A Sample Practice Exercises to Prepare Students for the AP Exam
On the morning of January 8, 2003, USAirways Express Flight 5481 crashed on take-off from CharlotteDouglasAirport, killing all 21 people on board. The National Transportation Safety Board (NTSB) conducted a thorough investigation of both flight 5481 and flight 5492, another flight that serves the same route, but flew the day before the crash during the evening of January 7, 2003. The accompanying dataset contains the data collected about the passengers of both flights. After analyzing these data, the NTSB identified two factors that may have caused the crash: the extent to which the plane was weighted down by passengers and cargo, and maintenance issues. The pilots knew at the time of take-off that the plane was within 100 pounds (according to their best estimates) of the flying limits for the Beech 1900 aircraft.
In response to the crash, the NTSB required airlines that operate planes with a passenger capacity of 10 to 19 passengers to weigh both passengers and baggage over a three day period during February, 2003. The NTSB included 400 flights in their sample. The purposes of the study were: a.) To investigate whether the current weight estimates for both bags and passengers were still accurate and b.) Determine whether and how often planes in this class are operating close to their safe weight limits. Prior to the study, the NTSB used the following estimates for passenger weight:
Winter Mean: 165
Summer Mean: 160
After the study the weight estimates were changed to:
Winter Mean: 170
Summer Mean: 165
The NTSB estimate for mean checked bag weight remained the same at 23.5. Passengers are allowed to check two bags and carry one onto the plane. Passengers must pay an extra charge for any bags weighing over 70 pounds.

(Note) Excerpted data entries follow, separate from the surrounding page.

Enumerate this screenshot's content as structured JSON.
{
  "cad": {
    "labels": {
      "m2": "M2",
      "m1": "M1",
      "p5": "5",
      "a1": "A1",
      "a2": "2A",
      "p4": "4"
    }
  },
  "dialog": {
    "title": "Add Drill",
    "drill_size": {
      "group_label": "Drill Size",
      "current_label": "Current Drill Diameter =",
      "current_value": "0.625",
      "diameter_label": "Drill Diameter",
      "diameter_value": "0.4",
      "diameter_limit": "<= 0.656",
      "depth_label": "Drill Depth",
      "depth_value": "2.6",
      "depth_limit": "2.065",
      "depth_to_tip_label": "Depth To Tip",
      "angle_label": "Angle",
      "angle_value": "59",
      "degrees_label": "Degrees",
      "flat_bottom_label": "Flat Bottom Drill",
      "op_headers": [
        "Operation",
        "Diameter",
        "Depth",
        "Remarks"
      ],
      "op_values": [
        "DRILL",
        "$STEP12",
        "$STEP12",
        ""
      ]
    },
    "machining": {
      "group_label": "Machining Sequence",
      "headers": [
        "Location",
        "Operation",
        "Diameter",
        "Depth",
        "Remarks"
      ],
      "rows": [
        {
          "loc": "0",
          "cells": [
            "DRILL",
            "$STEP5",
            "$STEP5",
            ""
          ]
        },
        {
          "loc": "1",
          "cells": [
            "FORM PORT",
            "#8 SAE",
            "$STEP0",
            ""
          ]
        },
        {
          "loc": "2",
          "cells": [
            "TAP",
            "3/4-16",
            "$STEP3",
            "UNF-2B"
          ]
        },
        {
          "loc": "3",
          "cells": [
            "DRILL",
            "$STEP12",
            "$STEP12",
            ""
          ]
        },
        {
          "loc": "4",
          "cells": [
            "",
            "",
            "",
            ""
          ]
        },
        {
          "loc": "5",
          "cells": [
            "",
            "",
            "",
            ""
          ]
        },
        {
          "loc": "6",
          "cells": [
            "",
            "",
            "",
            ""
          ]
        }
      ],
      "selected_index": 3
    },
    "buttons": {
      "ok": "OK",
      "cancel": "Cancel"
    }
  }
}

For each of the following problem sets, if you were to answer the questions conclusively for the NTSB, naturally the full data set from the 400 flights would be preferable for many of the problems. However, you are to use the sample data provided from the two flights simply to replicate the analyses that the NTSB conducted prior to the large national study. Of course the smaller dataset is also more manageable for the purpose of this review exam. The NTSB did eventually conclude that these two flights were indeed representative of the population for the period immediately prior to the NTSB change in policy.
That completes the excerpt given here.